ROCK FALLS — Remains discovered in South Korea in December 1950 have recently been identified as a Rock Falls man who was declared missing in action while fighting in the Korean War.
U.S. Army Cpl. Richard Seloover, who was 17 at the time, went missing in action in September 1950; he was accounted for on Jan. 10, 2024, after scientists identified his remains, the Defense POW/MIA Accounting Agency has announced in a news release.
Seloover was a member of Heavy Mortar Company, 9th Infantry Regiment, 2nd Infantry Division. On Sept. 6, 1950, his unit was engaging in combat with enemy soldiers along the Naktong River in South Korea when Seloover went missing in action. Due to intense fighting in the area, his body could not be recovered at that time.
On Dec. 29, 1950, unidentified remains were recovered from an isolated grave near the village of Bon-Po, South Korea, nearly 5 miles from where Seloover was reported lost. At the time, the remains could not be identified. They were buried as an unknown in the National Memorial Cemetery of the Pacific in Honolulu. The remains were labeled as Unknown Remains X-348 for identification purposes, according to the release.
After the war was over, the U.S. Army on Dec. 31, 1953, issued a presumptive finding of death for Seloover, as the exact circumstances of his death were still unknown, newspaper archives show.

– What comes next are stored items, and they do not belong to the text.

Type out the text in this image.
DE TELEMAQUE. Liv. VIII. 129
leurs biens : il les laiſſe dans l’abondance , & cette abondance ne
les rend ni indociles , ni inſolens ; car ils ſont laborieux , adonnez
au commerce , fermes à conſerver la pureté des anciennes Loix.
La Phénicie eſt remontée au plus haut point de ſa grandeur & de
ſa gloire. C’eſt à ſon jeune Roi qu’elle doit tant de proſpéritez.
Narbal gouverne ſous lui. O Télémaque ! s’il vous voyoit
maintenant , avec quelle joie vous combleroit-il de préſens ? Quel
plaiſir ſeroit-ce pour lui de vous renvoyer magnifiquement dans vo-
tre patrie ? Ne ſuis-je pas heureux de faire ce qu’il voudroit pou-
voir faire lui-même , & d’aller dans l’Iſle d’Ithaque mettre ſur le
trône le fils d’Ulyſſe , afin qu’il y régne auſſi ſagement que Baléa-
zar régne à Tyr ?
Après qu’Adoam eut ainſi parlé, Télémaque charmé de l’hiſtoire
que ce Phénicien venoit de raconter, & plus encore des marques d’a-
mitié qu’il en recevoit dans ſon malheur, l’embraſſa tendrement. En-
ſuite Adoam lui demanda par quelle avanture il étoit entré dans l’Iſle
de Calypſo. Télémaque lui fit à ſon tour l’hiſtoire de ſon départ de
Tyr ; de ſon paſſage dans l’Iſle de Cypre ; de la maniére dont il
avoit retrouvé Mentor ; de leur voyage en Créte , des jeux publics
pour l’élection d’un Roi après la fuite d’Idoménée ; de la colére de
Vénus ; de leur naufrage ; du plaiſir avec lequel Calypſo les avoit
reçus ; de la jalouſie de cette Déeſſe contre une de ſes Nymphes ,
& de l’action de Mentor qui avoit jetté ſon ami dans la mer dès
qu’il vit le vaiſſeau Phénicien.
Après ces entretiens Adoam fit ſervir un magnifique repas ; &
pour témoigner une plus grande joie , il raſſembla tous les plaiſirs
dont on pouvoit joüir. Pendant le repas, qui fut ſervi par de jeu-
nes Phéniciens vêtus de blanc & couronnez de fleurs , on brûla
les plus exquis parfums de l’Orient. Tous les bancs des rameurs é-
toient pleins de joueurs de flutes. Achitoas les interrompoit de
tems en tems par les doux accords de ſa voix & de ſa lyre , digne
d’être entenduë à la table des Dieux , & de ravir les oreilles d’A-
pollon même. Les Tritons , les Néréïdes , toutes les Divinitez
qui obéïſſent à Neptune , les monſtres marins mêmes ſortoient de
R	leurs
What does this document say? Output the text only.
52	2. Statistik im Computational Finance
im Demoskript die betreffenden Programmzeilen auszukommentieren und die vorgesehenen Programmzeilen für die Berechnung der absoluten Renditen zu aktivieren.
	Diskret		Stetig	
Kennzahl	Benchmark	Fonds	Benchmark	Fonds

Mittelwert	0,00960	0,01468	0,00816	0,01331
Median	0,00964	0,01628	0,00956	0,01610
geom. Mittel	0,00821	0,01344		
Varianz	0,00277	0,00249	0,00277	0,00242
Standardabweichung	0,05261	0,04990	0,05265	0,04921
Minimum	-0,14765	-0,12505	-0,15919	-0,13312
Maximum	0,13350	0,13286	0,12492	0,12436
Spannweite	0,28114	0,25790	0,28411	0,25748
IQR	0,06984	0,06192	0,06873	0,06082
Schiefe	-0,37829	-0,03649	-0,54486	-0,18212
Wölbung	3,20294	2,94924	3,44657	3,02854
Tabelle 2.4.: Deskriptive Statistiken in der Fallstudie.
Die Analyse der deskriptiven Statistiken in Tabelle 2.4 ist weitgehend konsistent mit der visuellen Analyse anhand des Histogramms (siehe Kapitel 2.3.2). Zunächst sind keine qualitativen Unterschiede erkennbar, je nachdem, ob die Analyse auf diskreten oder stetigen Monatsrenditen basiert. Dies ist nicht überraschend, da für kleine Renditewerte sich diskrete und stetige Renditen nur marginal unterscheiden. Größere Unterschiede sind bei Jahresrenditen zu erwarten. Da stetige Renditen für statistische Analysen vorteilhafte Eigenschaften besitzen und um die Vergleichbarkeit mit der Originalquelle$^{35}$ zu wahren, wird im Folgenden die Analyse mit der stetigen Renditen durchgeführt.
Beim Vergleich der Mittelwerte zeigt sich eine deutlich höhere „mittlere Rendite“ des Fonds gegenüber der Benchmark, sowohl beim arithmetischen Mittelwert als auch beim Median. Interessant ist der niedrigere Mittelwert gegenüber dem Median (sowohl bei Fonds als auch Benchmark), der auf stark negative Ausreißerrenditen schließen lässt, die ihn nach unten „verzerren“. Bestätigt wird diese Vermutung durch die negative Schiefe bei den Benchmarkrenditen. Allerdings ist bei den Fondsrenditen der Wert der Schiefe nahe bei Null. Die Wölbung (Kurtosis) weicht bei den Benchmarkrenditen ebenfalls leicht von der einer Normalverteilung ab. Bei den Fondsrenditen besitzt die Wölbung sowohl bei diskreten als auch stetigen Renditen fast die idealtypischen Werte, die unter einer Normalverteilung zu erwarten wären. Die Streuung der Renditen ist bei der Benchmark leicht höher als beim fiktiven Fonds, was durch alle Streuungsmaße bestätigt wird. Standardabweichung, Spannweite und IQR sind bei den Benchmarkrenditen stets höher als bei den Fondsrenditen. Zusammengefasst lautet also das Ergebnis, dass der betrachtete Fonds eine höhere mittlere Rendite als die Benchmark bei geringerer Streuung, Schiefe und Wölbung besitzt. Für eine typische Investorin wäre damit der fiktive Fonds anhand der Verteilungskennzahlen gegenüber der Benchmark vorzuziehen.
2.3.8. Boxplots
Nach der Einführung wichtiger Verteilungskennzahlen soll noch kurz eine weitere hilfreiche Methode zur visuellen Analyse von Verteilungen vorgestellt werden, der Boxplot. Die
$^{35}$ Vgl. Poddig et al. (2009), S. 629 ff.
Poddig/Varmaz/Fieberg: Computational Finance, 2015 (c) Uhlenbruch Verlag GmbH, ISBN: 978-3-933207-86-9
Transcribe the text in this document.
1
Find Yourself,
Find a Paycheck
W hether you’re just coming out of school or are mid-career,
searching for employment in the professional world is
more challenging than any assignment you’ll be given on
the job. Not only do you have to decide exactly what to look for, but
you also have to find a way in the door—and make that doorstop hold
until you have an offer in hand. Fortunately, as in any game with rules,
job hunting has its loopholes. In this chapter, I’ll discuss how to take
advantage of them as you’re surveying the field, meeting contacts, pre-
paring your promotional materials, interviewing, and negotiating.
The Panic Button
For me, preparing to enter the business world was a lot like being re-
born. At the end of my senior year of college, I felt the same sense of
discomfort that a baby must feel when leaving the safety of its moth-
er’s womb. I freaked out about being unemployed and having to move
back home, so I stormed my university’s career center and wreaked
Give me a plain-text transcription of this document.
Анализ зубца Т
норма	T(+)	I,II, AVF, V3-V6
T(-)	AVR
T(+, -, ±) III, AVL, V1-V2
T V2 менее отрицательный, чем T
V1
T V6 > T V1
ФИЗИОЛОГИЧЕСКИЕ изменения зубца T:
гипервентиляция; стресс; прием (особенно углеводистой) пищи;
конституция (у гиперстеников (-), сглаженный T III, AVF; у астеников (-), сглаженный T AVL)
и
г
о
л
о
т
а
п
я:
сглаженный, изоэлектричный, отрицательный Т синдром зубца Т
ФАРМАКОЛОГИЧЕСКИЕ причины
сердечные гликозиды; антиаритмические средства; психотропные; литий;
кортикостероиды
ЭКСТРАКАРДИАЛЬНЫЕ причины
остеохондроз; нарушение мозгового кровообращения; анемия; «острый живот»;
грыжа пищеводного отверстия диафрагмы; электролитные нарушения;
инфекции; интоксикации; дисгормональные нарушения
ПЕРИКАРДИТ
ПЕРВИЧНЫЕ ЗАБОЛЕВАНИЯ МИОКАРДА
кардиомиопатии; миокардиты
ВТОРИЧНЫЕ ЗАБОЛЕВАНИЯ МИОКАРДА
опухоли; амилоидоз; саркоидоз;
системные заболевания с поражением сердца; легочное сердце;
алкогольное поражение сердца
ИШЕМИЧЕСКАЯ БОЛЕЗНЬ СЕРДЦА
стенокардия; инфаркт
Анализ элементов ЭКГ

The DPAA, an agency within the U.S. Department of Defense, works to recover unaccounted Department of Defense personnel who are listed as prisoners of war or missing in action from designated past conflicts. In June 2021, DPAA personnel disinterred X-348 and sent the remains to the DPAA laboratory for analysis. Scientists from the DPAA and the Armed Forces Medical Examiner System used dental, mitochondrial DNA and anthropological analysis; a chest radiograph; and other circumstantial evidence to identify the remains as that of Seloover, according to the release.
Seloover’s name is recorded on the Courts of the Missing at the Honolulu Memorial, also known as the Punchbowl, along with more than 8,000 Americans missing from the Korean War. A rosette will be placed next to his name to indicate that he has been accounted for. Seloover will be buried in Rock Falls at a later date.
As of May 13, 684 missing Korean War personnel have been accounted for; 7,472 individuals are still unaccounted for, according to DPAA’s website.